第763回:看護師の特定行為を考える(下)

地方政治新聞「民主香川」に、「史上最悪の社会保障改悪」というタイトルで、社会保障改悪の内容を連載しています。2015年10月18日号(第1686号)に掲載した、「第9回 看護師の特定行為について考える(下)」で、一部修正しています。

看護師の「特定行為」の問題点についての連載です。

従来は医師(歯科医師)にしか認められなかった医療行為のうち、「医師又は歯科医師が患者を特定した上で、看護師に手順書により特定行為を実施するよう指示」したものについては、一定の研修の後にそれを認める制度の事です。

現在でも、医師にしか認められない行為(「医行為」と呼びます)であっても、医師が個別に具体的な指示を行えば、実際に看護師が様々な医療行為を行っています。入院患者の場合、医師が常に患者のベッドサイドにいる訳ではありません。外来診療や検査を行っている場合、電話や院内ファックスを利用して看護師が病状の報告を行い、医師の具体的な指示の下に、看護師が注射その他の処置を行っています。

ですから、新しい制度は、本来なら医師が身近にいない環境、具体的には在宅医療が対象になるはずです。しかし、厚労省の議論を見ている限り、在宅に限らず適応しようとしていることが伺えます。

確かに、在宅医療では、常時医療従事者が患者のそばにいる訳ではありません。急変時などに主治医の医師や看護師、訪問看護ステーションの看護師などに連絡をする訳ですが、常に医師が最初に駆けつけるとは限りません。

看護師が最初に到着したら当然必要な処置を行う訳で、あらかじめ決められた手順に基づき、看護師の判断で医療処置が行われることになります。これは、医師にしかできない行為を、医師の指示のないままに看護師が行う訳で、厳密に言えば医師法に違反することになります。

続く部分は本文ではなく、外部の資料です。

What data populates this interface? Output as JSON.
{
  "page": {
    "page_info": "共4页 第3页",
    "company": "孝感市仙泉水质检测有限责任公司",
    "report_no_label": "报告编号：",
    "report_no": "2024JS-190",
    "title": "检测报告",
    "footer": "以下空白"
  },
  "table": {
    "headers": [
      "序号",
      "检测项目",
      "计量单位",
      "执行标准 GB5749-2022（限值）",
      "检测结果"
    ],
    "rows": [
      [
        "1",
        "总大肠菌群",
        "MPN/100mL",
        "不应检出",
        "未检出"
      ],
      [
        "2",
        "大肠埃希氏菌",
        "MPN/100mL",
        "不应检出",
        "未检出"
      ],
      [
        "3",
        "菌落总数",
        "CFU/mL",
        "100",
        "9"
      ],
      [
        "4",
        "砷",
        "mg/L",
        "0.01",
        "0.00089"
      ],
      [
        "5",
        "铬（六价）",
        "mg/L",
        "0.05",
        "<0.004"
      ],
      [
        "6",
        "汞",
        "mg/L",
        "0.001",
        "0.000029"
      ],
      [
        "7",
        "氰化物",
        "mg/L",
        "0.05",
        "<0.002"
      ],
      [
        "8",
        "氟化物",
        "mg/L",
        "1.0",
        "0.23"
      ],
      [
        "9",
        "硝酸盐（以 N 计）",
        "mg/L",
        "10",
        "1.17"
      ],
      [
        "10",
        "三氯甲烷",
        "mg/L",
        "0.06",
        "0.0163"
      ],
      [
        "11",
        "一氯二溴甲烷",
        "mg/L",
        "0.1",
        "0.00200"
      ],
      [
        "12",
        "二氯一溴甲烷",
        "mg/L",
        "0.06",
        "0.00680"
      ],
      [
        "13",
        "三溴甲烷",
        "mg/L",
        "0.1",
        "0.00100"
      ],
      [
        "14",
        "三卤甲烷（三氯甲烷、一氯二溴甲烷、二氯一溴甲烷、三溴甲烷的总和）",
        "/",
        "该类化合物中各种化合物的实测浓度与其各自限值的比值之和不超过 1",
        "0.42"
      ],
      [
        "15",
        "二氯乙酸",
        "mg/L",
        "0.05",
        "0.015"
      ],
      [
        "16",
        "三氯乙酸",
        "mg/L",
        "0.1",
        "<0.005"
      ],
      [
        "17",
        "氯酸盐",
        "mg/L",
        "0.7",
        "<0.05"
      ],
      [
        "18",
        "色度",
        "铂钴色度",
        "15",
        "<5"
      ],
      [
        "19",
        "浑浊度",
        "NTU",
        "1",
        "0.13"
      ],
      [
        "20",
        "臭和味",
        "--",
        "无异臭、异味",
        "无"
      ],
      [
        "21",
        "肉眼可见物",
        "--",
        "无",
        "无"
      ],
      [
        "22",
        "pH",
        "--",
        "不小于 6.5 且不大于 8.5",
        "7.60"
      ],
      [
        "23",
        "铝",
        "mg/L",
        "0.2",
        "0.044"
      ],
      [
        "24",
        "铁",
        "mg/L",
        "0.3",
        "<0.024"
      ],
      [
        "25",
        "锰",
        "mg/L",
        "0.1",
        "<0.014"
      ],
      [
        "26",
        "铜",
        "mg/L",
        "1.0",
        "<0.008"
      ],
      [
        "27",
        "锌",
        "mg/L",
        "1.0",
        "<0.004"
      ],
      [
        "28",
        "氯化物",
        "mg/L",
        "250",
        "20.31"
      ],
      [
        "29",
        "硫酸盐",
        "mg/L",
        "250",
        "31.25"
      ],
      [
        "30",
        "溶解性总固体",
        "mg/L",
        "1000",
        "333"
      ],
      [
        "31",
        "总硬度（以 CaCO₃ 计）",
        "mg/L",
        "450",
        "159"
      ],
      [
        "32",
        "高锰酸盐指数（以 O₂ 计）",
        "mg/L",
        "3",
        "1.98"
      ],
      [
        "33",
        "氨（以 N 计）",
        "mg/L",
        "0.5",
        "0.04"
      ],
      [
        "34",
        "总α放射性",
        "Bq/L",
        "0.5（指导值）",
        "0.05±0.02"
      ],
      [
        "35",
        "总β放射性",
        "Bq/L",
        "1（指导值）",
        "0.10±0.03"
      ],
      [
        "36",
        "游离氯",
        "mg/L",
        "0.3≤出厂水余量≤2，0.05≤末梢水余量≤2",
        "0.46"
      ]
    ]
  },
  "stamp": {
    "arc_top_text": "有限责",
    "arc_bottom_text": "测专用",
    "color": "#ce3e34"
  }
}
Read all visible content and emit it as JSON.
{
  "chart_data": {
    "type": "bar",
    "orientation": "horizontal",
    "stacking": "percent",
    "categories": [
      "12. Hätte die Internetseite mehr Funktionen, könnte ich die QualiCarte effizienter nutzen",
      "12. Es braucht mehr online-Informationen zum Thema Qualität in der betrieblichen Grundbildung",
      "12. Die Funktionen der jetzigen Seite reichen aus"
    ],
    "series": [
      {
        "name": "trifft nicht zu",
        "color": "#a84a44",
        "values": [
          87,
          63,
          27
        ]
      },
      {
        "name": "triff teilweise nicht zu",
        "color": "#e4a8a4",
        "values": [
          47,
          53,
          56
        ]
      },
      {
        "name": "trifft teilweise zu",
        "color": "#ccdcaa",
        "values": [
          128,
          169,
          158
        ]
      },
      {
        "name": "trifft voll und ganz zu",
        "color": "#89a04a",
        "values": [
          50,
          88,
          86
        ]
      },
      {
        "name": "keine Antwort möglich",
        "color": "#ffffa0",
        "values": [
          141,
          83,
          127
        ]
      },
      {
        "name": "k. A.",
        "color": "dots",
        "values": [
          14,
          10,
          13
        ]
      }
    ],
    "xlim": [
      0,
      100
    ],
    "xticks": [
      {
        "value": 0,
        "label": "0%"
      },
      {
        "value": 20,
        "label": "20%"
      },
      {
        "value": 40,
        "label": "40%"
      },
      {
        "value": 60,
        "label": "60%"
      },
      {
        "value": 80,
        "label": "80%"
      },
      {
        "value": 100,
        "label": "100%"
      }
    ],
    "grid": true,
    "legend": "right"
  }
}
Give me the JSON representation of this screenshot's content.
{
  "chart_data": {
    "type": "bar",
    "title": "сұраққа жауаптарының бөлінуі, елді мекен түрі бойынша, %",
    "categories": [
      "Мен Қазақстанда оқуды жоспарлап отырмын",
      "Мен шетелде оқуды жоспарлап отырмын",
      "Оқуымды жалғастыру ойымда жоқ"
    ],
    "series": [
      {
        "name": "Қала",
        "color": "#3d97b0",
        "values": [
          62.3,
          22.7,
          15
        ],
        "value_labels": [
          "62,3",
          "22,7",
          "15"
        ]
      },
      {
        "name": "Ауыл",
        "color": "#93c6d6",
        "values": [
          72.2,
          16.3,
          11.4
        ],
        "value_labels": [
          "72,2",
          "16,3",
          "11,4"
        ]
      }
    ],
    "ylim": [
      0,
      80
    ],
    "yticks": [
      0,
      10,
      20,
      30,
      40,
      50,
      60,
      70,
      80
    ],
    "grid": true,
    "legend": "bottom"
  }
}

しかし、現実的には必要な医療行為です。

こういった矛盾を解決するために、一定の「医行為」を看護師が行うことを合法的にすることは、在宅医療を進める上で必要な処置だと思います。

問題は、

・大動脈内バルーンパンピングからの離脱を行うときの補助の頻度の調整

・一時的ペースメーカリードの抜去

・経皮的心肺補助装置の操作及び管理

・低圧胸腔内持続吸引器の吸引圧の設定及びその変更

・急性血液浄化療法における血液透析器又は血液透析濾過器の操作及び管理

・抗けいれん剤の臨時の投与

などの、相当専門的知識や技量を必要とされる内容が含まれており、これが、研修を行えばよい、ということについては、相当問題があると思います。

やはり、「安全・安心の医療」を実現する立場で考えていく必要があると思います。